Melinda Gates Calls for More Emphasis on Education

Melinda Gates, co-chair of the Bill and Melinda Gates Foundation, attends a session at the World Economic Forum in Davos in January. Pierre Verdy/AFP/Getty Images hide caption
The Bill and Melinda Gates Foundation has put a new emphasis on education with its most recent charity initiative.
Robert Siegel spoke with Melinda Gates, co-chair of the world's largest philanthropic organization and wife of Microsoft founder Bill Gates, about the new $60 million initiative to ensure education reform has a prominent place in the coming presidential campaign.
The program, Strong American Schools, is a jointly funded effort with The Eli and Edythe Broad Foundation.
In her interview, Gates said that Americans don't talk about the fact that millions of students drop out of high school each year – and that number jumps 50 percent when looking at the African-American population.
Is the problem lack of awareness of the problem of school dropouts, or is it that people attribute that to the students and not to the schools?
I think it goes both ways. I think the Americans need to understand that a lot of times the children are bored in school, and that is why they are not staying in. But people don't realize that schools can do the right things to support students, that if the high expectations of students with great curriculum, if they are attracting and retaining the best teachers, if they are supporting the students in the schools, that there is a solution. It is fixable.
From the material that I have seen, Strong American Schools has no official stand on vouchers, on charter schools, on No Child Left Behind, or on any other bill in Congress. It sounds like you're going to be taking a – well, making a great effort to put the question to the public and to provoke answers. Why not, with all of the experience that you have from educational grants that you have made already, get behind and answer it?
Because I think it's more important to get the American people demanding of the presidential candidates that they address these issues. The thing that we are talking about is bigger than any specific one piece of bill or one legislation; it's having Americans rise up and say, 'Let's collectively do something about it; let's debate the issues; let's come up with the right solutions.' We're not trying to dictate a solution. We don't think we have all of the answers, but we think the American people should make sure that their candidates lead on this issue and come up with the right answers.
Gallup polled Americans last month, and they were told that education ranked as priority number seven for people, and in that poll, people said that to improve public education we need, more than anything else, more teachers and better teachers. Do you accept that as a given, that we need more teachers and better teachers?
Yes, we accept as a given that we need better teachers. There are absolutely lots of teachers who are trying to come into the profession, but they are not attracted enough to say, 'I'm going to switch careers to do it,' or they are often not retained ... because the salaries and the compensation aren't there to make it happen.
What is your measure of success here of this initiative? Is it getting a discussion going, seeing issue-position statements from the candidates in education, or actually seeing changes in schools?
Well, ultimately down the road, we want to see changes in schools. I mean, that is what we are driving for. But we think this is the right time, that the next step to make changes in schools is to get this as part of the national discourse and make sure the presidential candidates are talking about it so that whoever is chosen really says education is my No. 1 domestic priority for the United States.

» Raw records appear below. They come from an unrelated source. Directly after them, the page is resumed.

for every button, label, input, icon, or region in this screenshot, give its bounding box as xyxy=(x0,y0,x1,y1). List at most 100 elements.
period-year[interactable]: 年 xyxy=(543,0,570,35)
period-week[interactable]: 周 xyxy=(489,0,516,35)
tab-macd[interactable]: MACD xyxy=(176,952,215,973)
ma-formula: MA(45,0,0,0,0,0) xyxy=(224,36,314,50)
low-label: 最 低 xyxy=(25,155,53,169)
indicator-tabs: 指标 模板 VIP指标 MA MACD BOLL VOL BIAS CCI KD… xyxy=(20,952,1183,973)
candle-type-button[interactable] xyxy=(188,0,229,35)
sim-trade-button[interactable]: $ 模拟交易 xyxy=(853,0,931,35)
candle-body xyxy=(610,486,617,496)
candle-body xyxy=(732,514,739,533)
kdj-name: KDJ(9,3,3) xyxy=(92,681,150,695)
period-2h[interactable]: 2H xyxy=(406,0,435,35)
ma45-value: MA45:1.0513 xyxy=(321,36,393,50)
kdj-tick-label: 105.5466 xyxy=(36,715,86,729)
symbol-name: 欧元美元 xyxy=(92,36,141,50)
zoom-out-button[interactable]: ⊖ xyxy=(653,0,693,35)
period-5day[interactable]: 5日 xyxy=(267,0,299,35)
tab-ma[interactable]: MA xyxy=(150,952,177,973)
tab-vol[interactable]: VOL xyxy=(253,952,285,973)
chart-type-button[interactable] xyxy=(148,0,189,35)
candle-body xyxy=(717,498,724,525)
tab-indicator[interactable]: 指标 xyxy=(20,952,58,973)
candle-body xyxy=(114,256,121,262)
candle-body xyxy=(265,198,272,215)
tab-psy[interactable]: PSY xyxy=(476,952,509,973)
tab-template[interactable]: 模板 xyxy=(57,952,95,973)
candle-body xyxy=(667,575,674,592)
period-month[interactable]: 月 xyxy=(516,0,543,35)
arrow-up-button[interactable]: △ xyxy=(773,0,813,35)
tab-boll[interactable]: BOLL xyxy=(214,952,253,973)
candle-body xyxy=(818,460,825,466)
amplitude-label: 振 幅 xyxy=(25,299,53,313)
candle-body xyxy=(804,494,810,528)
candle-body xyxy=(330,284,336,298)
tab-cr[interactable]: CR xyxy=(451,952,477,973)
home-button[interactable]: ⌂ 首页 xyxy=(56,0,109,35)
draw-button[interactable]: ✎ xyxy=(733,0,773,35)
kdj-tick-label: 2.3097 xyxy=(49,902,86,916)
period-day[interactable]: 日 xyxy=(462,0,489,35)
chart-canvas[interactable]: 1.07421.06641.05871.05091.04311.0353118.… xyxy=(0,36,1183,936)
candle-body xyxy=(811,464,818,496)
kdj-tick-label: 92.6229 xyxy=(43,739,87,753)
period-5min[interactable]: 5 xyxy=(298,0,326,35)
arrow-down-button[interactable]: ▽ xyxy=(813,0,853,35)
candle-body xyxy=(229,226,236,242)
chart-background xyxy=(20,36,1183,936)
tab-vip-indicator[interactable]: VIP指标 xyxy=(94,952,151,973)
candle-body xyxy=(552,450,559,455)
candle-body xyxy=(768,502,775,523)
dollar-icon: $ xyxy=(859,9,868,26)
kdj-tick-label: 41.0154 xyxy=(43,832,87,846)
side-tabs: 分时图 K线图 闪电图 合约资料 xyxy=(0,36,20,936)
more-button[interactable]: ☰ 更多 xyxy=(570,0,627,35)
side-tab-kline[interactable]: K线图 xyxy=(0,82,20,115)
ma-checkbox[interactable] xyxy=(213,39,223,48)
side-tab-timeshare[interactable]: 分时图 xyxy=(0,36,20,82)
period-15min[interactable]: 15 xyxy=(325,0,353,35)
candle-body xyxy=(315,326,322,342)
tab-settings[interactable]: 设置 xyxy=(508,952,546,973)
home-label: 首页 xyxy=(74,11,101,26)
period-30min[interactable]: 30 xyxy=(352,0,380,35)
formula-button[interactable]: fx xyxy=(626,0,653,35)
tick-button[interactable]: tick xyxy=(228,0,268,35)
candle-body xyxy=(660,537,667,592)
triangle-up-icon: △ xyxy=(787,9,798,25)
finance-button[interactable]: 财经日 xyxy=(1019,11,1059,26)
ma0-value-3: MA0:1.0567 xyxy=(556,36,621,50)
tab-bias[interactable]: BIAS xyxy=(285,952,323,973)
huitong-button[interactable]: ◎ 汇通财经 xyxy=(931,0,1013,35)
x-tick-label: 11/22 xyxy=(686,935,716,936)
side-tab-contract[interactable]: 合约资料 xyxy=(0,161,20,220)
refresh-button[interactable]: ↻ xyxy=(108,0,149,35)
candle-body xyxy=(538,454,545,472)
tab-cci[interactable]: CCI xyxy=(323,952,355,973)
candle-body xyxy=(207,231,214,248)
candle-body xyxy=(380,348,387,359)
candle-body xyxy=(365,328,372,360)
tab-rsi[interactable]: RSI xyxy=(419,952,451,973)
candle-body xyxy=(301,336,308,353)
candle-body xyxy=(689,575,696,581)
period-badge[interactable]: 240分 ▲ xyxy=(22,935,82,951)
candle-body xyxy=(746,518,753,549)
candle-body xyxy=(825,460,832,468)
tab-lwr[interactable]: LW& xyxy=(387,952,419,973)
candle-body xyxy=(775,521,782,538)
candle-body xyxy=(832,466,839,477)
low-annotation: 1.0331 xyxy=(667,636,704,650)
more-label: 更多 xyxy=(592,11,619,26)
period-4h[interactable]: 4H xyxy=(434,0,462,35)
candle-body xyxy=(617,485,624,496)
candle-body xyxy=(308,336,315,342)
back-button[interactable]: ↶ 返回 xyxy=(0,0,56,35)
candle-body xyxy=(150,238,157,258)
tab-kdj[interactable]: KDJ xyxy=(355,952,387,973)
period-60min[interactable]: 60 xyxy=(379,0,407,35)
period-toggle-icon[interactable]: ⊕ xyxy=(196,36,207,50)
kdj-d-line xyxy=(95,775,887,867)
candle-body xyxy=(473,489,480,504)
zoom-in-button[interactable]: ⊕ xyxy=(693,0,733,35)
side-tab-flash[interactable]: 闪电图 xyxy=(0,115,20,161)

But you want to see it move up that list, off of No. 7.
Correct, up to No. 1, domestically.
If you can get people to focus on the problems of our schools failing lots of our kids, then comes the question of solution. We have a very – a bill now, the No Child Left Behind Act, in which the public is greatly divided, and people in education are very much divided about it. Doesn't getting education higher up in the debate simply mean that there might be more talk about conflicting ideas about how to improve it?
But as a democracy, that is how we make change, right? We debate issues and then we move forward. And so it's an important debate and one that Congress certainly needs to happen.
I just want to ask you about a statement on the Bill and Melinda Gates Foundation's Web site that I read, which is that, "All students in the United States can and must graduate from high school, and they must leave with the skills necessary for college, work, and citizenship." I think everyone would agree that they better leave with the skills for citizenship because everyone can vote at age 18, and we urge them to. College. Can we reasonably expect 100 percent of high school students to become college students?
Yes, I think we can. And, in fact, I'm here today in the Chicago school district visiting with students – huge number of Latinos and African-American populations, and guess what? I'm in schools where 95 to 98 percent of these kids are going on to college, and it's because they started freshman year with teachers who believe in them and said, 'These kids can do it.' And maybe they are not coming in with the right reading or math skills, but we are going to bring them up, and we are going to have high expectations of them. And guess what? Those kids are succeeding, and those kids are getting into college.
That would be a dramatic increase of the share of high school students, if 100 percent went on to college. I mean, you would be effecting an enormous social change if you could reach –
Correct, and that is the idea.
How many years do you think it would take to achieve that particular –
I think it is going to take us quite a while. I think that this is a long-term effort and I think it's one that the foundation is going to be at for a very long time. But it ought to be our goal as a nation. We shouldn't let this number of students drop out. I think it's a moral crisis that we're failing students this way.